Frequently Asked Questions
Why does my water suddenly taste different?
Sudden taste changes usually come from one of three sources: a change in your municipal supply (seasonal source switching or disinfection adjustments), corrosion in your home’s pipes, or a water heater issue if only the hot water is affected. If it affects every tap including cold, contact your water utility — they may already know.
Is cloudy water dangerous?
Usually not. The most common cause is dissolved air, which is harmless. Fill a glass and let it sit — if it clears from the bottom upward within a couple of minutes, it was air. If it stays cloudy or has visible particles, that warrants investigation.
Why does my water smell like rotten eggs?
Hydrogen sulfide. If the smell is only on the hot side, the culprit is usually the water heater’s anode rod reacting with sulfate-reducing bacteria in the tank — a repairable problem.

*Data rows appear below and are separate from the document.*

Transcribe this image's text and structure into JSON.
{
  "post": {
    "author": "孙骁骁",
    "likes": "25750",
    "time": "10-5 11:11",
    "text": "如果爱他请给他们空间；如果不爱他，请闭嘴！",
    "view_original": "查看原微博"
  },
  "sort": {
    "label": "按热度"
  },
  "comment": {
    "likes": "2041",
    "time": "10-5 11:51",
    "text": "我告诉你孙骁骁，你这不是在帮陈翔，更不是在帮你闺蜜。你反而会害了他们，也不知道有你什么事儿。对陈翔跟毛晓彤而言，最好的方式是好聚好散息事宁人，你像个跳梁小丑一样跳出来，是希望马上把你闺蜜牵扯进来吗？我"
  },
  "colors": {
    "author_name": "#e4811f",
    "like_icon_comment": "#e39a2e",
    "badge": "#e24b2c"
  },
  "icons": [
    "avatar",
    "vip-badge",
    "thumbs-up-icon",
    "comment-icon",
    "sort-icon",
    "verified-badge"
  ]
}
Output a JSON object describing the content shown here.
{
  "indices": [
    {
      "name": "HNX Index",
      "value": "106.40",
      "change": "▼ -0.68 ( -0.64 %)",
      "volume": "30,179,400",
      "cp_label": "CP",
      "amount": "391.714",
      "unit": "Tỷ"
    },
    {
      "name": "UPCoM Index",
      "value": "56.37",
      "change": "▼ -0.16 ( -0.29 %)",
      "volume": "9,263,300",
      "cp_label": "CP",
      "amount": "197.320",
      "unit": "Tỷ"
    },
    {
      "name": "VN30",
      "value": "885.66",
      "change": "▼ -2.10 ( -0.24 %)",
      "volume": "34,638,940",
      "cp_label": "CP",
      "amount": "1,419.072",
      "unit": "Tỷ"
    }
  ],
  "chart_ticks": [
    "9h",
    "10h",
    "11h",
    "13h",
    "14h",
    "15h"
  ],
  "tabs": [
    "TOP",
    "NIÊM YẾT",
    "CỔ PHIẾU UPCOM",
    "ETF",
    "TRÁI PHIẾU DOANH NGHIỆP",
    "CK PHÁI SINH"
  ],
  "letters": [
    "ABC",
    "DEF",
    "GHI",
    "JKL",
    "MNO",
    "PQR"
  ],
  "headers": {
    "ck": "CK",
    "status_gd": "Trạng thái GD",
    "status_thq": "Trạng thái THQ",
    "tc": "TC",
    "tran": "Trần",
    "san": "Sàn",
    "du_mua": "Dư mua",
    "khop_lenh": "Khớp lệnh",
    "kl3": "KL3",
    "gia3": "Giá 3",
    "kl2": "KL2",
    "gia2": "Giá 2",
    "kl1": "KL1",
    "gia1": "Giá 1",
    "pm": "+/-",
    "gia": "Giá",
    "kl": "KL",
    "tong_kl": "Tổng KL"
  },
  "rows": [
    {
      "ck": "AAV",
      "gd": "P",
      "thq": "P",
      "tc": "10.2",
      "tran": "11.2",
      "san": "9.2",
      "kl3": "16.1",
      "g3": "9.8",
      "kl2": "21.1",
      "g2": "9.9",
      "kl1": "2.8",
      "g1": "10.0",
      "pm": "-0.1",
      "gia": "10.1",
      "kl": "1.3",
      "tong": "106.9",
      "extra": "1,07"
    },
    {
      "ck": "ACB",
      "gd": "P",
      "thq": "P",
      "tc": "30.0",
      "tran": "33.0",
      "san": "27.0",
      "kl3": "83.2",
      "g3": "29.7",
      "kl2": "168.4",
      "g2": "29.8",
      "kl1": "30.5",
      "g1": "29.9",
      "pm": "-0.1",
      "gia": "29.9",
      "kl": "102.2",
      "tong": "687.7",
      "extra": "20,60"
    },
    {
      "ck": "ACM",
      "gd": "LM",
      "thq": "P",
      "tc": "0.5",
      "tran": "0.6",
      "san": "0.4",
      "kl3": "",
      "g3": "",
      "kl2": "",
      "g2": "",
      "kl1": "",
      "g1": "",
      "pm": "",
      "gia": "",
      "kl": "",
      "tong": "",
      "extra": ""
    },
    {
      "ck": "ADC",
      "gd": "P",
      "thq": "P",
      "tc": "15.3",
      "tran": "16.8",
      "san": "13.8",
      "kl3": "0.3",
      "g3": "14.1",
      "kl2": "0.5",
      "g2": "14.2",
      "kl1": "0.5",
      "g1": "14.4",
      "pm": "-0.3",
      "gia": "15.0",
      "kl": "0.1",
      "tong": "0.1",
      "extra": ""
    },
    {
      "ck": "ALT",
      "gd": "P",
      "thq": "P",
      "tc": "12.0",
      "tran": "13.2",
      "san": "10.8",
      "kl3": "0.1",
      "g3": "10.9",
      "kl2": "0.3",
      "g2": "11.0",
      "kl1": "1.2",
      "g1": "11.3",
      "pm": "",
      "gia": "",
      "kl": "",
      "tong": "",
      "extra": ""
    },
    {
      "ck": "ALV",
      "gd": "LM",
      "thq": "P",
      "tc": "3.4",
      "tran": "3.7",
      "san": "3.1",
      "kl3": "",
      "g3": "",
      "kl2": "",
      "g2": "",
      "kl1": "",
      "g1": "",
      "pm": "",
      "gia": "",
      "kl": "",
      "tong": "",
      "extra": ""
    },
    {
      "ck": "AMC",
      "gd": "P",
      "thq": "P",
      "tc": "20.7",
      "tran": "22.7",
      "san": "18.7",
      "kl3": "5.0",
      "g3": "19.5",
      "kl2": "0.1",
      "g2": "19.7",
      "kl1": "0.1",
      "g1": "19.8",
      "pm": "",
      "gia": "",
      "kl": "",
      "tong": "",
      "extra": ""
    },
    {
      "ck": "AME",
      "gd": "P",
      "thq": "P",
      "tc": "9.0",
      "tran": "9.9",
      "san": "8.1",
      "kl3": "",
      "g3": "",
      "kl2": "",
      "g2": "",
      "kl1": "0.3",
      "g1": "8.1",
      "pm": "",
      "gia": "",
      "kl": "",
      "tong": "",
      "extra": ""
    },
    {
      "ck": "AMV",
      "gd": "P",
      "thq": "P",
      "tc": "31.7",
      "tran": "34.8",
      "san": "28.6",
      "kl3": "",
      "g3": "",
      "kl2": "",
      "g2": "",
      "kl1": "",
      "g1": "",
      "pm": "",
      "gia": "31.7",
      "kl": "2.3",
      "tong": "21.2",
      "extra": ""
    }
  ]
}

If it affects cold water too, the source is your supply, most often a well.
Should I test my water or just buy a filter?
Test first. Buying a filter without knowing what you are filtering is how people end up with a system that does not address their actual problem. A basic test kit costs a fraction of a filtration system and tells you which technology you need.
Can I fix hard water without a softener?
Partially. Salt-free conditioners reduce scale buildup without removing minerals, and shower filters help with skin and hair. But a salt-based ion-exchange softener is the only method that actually removes hardness minerals from your water.